For us at least, this would add complexity (by adding a "no preprocessing"
mode) and likely not actually bring about any performance improvement --
the additional checks for "does this identifier have a defined macro" and
"is this a # at the start of a line" are extremely cheap. Plus, as you
mentioned above, this actually isn't what you want -- for compilers like
Clang (and recent versions of GCC) that take into account the provenance of
tokens (via macro expansion etc) when issuing diagnostics, preprocessing
prior to compilation proper harms the quality of experience of your users.

For what it's worth, I've implemented such a tokenizer in build2[1]

and it turned out not too hairy. We use[2] it to extract module
information from translation units.

Its performance is about the same as Clang's full preprocessor (-E)
which I think is not bad considering I haven't done any optimization
work and it uses std::istream to read the data.

That's impressive, considering that we have done a lot of tuning on our
preprocessor.

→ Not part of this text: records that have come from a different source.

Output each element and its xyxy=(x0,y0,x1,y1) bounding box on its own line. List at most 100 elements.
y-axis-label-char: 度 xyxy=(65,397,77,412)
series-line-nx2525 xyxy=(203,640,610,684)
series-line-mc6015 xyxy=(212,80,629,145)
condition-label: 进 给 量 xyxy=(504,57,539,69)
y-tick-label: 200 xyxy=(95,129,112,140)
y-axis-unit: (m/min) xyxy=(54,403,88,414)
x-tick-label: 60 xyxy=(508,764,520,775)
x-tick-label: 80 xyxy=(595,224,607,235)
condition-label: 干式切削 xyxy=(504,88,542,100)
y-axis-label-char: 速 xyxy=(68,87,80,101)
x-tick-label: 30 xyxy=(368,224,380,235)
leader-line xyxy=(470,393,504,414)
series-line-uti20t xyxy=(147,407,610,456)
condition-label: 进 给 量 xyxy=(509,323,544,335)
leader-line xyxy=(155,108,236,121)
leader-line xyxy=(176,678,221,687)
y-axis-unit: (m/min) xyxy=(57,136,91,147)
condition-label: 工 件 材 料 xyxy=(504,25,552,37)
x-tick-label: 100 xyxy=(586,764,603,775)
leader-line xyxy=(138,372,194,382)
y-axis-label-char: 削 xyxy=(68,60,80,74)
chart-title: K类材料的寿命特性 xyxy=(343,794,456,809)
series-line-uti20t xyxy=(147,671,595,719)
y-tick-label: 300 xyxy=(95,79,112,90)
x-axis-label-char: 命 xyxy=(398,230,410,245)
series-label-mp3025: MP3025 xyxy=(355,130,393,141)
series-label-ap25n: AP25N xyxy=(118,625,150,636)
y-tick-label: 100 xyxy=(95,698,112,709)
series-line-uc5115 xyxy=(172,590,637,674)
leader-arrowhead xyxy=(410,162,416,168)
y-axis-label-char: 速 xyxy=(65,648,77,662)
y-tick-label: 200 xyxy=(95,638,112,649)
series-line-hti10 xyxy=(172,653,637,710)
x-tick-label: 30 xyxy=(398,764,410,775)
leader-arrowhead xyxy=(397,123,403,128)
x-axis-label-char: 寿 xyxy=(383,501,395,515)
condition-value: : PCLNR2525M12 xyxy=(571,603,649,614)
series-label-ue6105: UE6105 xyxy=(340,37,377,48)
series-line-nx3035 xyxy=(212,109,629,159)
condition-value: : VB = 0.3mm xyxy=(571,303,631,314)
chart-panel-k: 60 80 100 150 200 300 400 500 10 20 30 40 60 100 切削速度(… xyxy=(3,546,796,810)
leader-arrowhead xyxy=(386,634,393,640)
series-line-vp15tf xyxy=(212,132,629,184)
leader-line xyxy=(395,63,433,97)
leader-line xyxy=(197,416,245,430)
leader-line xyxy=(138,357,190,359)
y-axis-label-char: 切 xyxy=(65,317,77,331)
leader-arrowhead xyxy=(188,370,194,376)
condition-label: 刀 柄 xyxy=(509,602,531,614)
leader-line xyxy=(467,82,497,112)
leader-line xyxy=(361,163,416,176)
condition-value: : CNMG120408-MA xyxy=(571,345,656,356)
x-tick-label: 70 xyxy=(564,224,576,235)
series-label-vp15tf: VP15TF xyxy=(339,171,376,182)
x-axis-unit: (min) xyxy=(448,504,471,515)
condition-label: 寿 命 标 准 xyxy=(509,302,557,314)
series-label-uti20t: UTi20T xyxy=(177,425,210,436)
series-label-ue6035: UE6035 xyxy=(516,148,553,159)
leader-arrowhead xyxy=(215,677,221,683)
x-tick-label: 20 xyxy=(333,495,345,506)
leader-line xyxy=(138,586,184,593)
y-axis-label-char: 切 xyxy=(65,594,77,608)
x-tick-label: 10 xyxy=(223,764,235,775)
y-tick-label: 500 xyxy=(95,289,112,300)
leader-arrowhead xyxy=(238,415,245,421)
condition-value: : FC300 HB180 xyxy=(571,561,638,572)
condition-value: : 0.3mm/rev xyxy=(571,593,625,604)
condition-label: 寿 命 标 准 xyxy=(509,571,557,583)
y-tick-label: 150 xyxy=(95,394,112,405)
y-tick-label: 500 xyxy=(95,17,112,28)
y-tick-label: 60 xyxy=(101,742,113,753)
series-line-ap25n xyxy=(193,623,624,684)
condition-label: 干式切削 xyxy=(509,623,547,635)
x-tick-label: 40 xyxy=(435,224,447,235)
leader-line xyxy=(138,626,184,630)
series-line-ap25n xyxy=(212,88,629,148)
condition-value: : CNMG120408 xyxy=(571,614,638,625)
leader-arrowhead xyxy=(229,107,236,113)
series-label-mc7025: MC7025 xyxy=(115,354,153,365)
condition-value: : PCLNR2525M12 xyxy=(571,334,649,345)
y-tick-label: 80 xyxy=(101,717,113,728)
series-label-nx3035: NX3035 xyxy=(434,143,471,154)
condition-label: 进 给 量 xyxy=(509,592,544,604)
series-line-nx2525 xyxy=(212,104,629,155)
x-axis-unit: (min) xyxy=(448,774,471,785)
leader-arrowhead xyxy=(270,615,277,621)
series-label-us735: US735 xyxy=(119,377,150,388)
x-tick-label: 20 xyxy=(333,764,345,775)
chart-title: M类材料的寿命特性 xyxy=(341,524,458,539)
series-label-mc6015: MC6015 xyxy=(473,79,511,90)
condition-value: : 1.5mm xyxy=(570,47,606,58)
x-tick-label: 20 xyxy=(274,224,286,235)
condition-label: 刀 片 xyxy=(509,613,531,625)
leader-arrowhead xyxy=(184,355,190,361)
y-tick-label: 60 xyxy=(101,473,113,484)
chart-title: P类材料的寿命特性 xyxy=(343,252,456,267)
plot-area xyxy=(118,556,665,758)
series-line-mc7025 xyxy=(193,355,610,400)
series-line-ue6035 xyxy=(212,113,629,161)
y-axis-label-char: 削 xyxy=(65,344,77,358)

Perhaps it's time for us to stare at some profiles again and
see where we're wasting time.

Hi Richard,

Richard Smith <richard@metafoo.co.uk> writes:

For us at least, this would add complexity (by adding a "no preprocessing"
mode) and likely not actually bring about any performance improvement --
the additional checks for "does this identifier have a defined macro" and
"is this a # at the start of a line" are extremely cheap.

Yes, you are probably right.

Plus, as you mentioned above, this actually isn't what you want -- for
compilers like Clang (and recent versions of GCC) that take into account
the provenance of tokens (via macro expansion etc) when issuing diagnostics,
preprocessing prior to compilation proper harms the quality of experience
of your users.

The scenario I had in mind for -cpp-output is translation units that no
longer use the preprocessor, not previously-preprocessed (to certain
degree) units. Think of a C++ source file that uses module imports
instead of #include's, [[assert:]] instead of assert(), etc.

Boris

I think such a mode could be reasonable, especially in a post-Modules-TS
world, for those people who (rationally or irrationally) are concerned
about accidental macro expansion. That said, it makes more sense to me to
control that with a flag like -fno-cpp rather than a -x value.